Microstructure and dynamic mechanical properties epoxy/asphaltene composites

TLDR: In this paper, asphaltenes extracted from the base asphalt was used as a filler to introduce into epoxy resin and the microstructure and evolution of aggregation in the epoxy resins were observed using laser scanning confocal microscopy.
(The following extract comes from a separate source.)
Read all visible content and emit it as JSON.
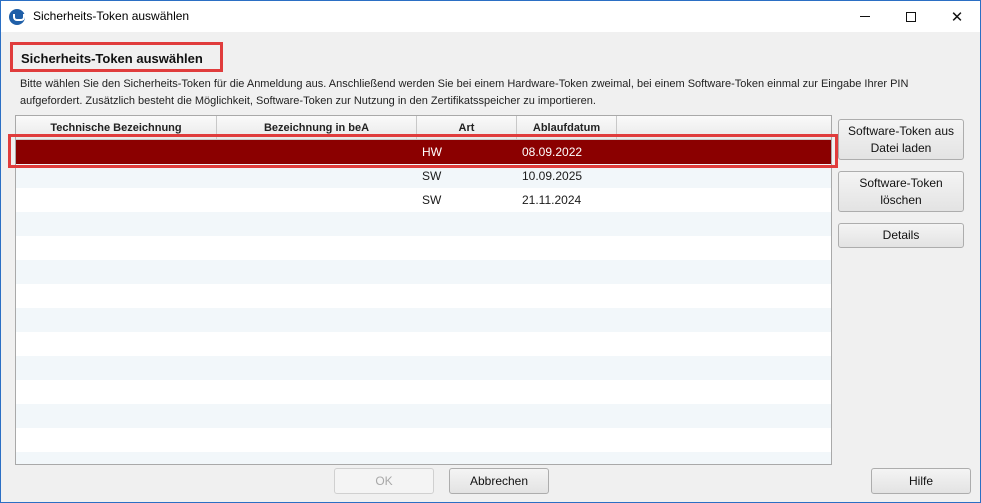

Abstract: Asphaltenes tend to aggregate to nanoparticles or clusters in crude oil and solvents over a wide concentration and temperature range. In the present paper, asphaltenes extracted from the base asphalt was used as a filler to introduce into epoxy resin. The microstructure and evolution of asphaltenes aggregation in the epoxy resin were observed using laser scanning confocal microscopy. Furthermore, the effect of asphaltenes on the viscosity, dynamic mechanical behavior, thermostability, mechanical properties of epoxy resin was evaluated by Brookfield rotational viscometer, dynamic mechanical analysis, thermogravimetric analysis and universal testing machine. The presence of asphaltenes increased the viscosity of the neat epoxy during all stages of cure reaction. The viscosity of epoxy/asphaltenes composites increased with the filler concentration. Fractal asphaltenes aggregation formed in the composites with 1 mass% asphaltenes. Network microstructures of asphaltenes aggregation appeared in the epoxy phase with a further increase of asphaltenes content. Moreover, the increase of asphaltenes loading resulted in denser network microstructures in the epoxy matrix. Aggregation evolution revealed that asphaltenes particles redispersed evenly in the epoxy resin in the form of some aggregates at the beginning of curing. During the cure reaction of epoxy, asphaltenes aggregates started to agglomerate and grow to network microstructures. The presence of asphaltenes led to the enhancement of the storage modulus of the neat epoxy at the rubbery stage. The glass transition temperature (Tg) of the epoxy composites slightly increased with the increase of asphaltenes loading. The epoxy composite with 5 mass% asphaltenes had higher Tg than the neat epoxy. The inclusion of asphaltenes had a negligible effect on the damping properties and thermal stability of the neat epoxy. The aggregation and heterogeneous dispersion of asphaltenes resulted in the decrease of the tensile strength and elongation at break of the neat epoxy. However, the inclusion of asphaltenes significantly enhanced Young’s modulus of the neat epoxy. Young’s modulus of the neat epoxy was increased by more than fourfold with the addition of 5 mass% asphaltenes.